Imitation Learning Approach for AI Driving Olympics Trained on Real-world and Simulation Data Simultaneously

The AIDO challenge is divided into two global stages: simulation and real-world. A single algorithm needs to perform well in both. It was quickly identified that one of the major problems is the simulation to real-world transfer. 

Many algorithms trained in the simulated environment performed very poorly in the real world, and many classic control algorithms that are known to perform well in a real-world environment, once tuned to that environment, do not perform well in the simulation. Some approaches suggest randomizing the domain for the simulation to real-world transfer.

We propose a novel method of training a neural network model that can perform well in diverse environments, such as simulations and real-world environment.

Dataset Generation

To that end, we have trained our model through imitation learning on a dataset compiled from four different sources:

  1. Real-world Duckietown dataset from logs.duckietown.com (REAL-DT).
  2. Simulation dataset on a simple loop map (SIM-LP).
  3. Simulation dataset on an intersection map (SIM-IS).
  4. Real-world dataset collected by us in our environment with car driven by PD controller (REAL-IH).

We aimed to collect data with as many possible situations such as twists in the road, driving in circles clockwise/counterclockwise, and so on. We have also tried to diversify external factors such as scene lighting, items in the room that can get into the camera’s field of view, roadside objects, etc. If we keep these conditions constant, our model may overfit to them and perform poorly in a different environment. For this reason, we changed the lighting and environment after each duckiebot run. The lane detection was calibrated for every lighting condition since different lighting changes the color scheme of the image input.

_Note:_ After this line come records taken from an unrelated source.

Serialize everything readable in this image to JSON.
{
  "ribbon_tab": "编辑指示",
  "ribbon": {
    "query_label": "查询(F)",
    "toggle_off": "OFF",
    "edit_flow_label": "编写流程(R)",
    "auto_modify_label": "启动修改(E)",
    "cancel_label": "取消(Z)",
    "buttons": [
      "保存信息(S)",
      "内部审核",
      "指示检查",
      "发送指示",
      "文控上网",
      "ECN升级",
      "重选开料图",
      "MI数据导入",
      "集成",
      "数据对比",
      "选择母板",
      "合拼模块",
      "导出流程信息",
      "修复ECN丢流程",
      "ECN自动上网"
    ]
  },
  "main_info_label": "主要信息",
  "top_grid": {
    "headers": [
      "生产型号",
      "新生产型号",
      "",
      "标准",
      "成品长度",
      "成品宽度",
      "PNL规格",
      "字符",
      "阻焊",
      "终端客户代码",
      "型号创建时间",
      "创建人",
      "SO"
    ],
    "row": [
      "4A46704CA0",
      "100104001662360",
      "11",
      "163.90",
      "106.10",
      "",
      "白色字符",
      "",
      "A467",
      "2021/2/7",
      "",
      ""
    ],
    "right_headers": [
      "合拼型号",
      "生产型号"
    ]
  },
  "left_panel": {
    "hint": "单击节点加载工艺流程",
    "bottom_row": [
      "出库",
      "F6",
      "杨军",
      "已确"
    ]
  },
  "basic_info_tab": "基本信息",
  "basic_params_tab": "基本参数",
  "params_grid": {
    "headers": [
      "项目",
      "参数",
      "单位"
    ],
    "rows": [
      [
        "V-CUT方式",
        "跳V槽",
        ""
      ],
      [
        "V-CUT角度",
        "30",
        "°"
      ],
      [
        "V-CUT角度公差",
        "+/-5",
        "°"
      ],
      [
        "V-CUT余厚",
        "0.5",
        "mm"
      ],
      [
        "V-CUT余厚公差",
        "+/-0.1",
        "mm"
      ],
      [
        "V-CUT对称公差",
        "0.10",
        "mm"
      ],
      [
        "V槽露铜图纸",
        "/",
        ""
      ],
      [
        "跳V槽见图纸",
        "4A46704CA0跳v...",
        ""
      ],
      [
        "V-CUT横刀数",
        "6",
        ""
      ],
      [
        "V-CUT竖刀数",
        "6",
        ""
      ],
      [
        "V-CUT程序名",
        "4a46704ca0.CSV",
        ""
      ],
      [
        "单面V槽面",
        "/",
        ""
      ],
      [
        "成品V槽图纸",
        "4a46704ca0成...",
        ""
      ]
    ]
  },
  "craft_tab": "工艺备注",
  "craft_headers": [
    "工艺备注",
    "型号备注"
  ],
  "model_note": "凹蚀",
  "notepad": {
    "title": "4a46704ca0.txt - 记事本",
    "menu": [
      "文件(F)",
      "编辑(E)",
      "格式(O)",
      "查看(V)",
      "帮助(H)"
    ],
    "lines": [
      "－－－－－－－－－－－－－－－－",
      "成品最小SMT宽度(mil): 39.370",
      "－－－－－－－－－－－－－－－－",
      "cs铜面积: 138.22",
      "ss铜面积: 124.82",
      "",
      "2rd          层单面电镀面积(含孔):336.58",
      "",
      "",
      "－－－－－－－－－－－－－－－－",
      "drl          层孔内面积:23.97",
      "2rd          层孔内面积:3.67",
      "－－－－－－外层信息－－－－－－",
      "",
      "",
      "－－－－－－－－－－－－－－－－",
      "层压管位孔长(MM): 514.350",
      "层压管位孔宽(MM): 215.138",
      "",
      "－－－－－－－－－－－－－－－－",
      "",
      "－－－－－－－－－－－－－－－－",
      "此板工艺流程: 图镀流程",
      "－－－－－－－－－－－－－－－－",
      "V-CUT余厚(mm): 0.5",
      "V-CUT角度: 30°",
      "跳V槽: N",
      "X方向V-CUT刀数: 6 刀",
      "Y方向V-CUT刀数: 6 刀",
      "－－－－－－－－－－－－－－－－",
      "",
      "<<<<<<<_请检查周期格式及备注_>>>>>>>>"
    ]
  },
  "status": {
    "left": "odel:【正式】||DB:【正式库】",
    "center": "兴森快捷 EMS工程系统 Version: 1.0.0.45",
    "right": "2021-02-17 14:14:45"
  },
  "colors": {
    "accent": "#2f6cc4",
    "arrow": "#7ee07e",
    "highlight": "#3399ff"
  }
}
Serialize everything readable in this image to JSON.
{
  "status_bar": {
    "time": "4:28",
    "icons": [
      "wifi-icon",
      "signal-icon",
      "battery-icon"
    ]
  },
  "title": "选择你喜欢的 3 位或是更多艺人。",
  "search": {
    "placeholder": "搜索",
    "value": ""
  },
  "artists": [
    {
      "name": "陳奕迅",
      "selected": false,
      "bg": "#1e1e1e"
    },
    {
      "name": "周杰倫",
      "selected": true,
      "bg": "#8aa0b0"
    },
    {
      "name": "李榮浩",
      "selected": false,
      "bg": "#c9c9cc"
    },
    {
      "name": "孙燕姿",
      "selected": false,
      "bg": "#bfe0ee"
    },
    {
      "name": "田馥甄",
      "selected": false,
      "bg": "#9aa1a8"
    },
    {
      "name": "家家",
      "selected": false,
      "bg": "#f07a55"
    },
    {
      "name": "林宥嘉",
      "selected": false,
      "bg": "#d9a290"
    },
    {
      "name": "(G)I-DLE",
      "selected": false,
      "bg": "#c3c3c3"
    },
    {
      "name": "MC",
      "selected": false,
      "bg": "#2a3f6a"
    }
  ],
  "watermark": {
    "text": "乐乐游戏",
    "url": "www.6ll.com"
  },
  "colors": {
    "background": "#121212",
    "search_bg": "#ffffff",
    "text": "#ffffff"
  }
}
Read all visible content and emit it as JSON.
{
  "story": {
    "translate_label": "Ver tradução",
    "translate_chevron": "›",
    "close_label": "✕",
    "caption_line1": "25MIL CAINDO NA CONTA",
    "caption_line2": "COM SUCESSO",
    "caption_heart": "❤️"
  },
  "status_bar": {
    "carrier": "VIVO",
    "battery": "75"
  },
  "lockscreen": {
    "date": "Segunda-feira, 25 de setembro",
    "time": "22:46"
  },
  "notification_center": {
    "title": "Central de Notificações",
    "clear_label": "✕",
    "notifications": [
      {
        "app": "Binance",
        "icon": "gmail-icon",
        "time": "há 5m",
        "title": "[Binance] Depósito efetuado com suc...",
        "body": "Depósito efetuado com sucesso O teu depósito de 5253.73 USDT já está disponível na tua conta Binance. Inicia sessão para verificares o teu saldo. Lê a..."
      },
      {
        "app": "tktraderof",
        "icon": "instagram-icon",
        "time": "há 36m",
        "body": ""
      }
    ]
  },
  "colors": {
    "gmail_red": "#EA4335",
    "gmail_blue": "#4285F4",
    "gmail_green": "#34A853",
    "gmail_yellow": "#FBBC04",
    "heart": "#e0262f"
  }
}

We made the following change to the standard PD algorithm: since most Duckietown turns and intersections are standard-shaped, we hard-coded the robot’s motion in these situations, but we did not exclude imperfect trajectories. For example, the ones that would go slightly out of bounds of the lane. Imperfections in the robot’s actions increase the robustness of the model. 

Neural network architecture and training

Original images are 640×480 RGB. As a preprocessing step, we remove the top third of the image, since it mostly contains the sky, resize the image to 64×32 pixels and convert it into the YUV colorspace.

We have used 5 convolutional layers with a small number of filters, followed by 2 fully-connected layers. The small size of the network is not only due to it being less prone to overfitting, but we also need a model that can run on a single CPU on RaspberryPi.

We have also incorporated Independent-Component (IC) layers. These layers aim to make the activations of each layer more independent by combining two popular techniques, BatchNorm and Dropout. For convolutional layers, we substitute Dropout with Spatial Dropout which has been shown to work better with them. The model outputs two values for voltages of the left and the right wheel drives. We use the mean square error (MSE) as our training loss.

Results

For the training evaluation, we compute the mean square error (MSE) of the left and the right wheels outputs on the validation set of each data source. 

The first table shows the results for the models trained on all data sources (HYBRID), on real-world data sources only (REAL) and on simulation data sources only (SIM). As we can see, while training on a single dataset sometimes achieves lower error on the same dataset than our hybrid approach. We can also see that our method performs on par with the best single methods. In terms of the average error it outperforms the closest one tenfold. This demonstrates definitively the high dependence of MSE on the training method, and highlights the differences between the data sources.

The next table shows simulation closed-loop performance for all our approaches using the Duckietown simulator. All methods drove for 15 seconds without major infractions, and the SIM model that was trained specifically on the simulation data only drove just 1.8 tiles more than our hybrid approach.

The third table shows the closed-loop performance in the real-world environment. Comparing the number of tiles, we see that our hybrid approach drove about 3.5 tiles more than the following in the rankings model trained on real-world data only.

Conclusion

Our method follows the imitation learning approach and consists of a convolutional neural network which is trained on a dataset compiled from data from different sources, such as simulation model and real-world Duckietown vehicle driven by a PD controller, tuned to various conditions, such as different map configuration and lighting. 

We believe that our approach of emphasizing neurons independence and monitoring generalization performance can offer more robustness to control models that have to perform in diverse environments. We also believe that the described approach of imitation learning on data obtained from several algorithms that are fitted to specific environments may yield a single algorithm that will perform well in general.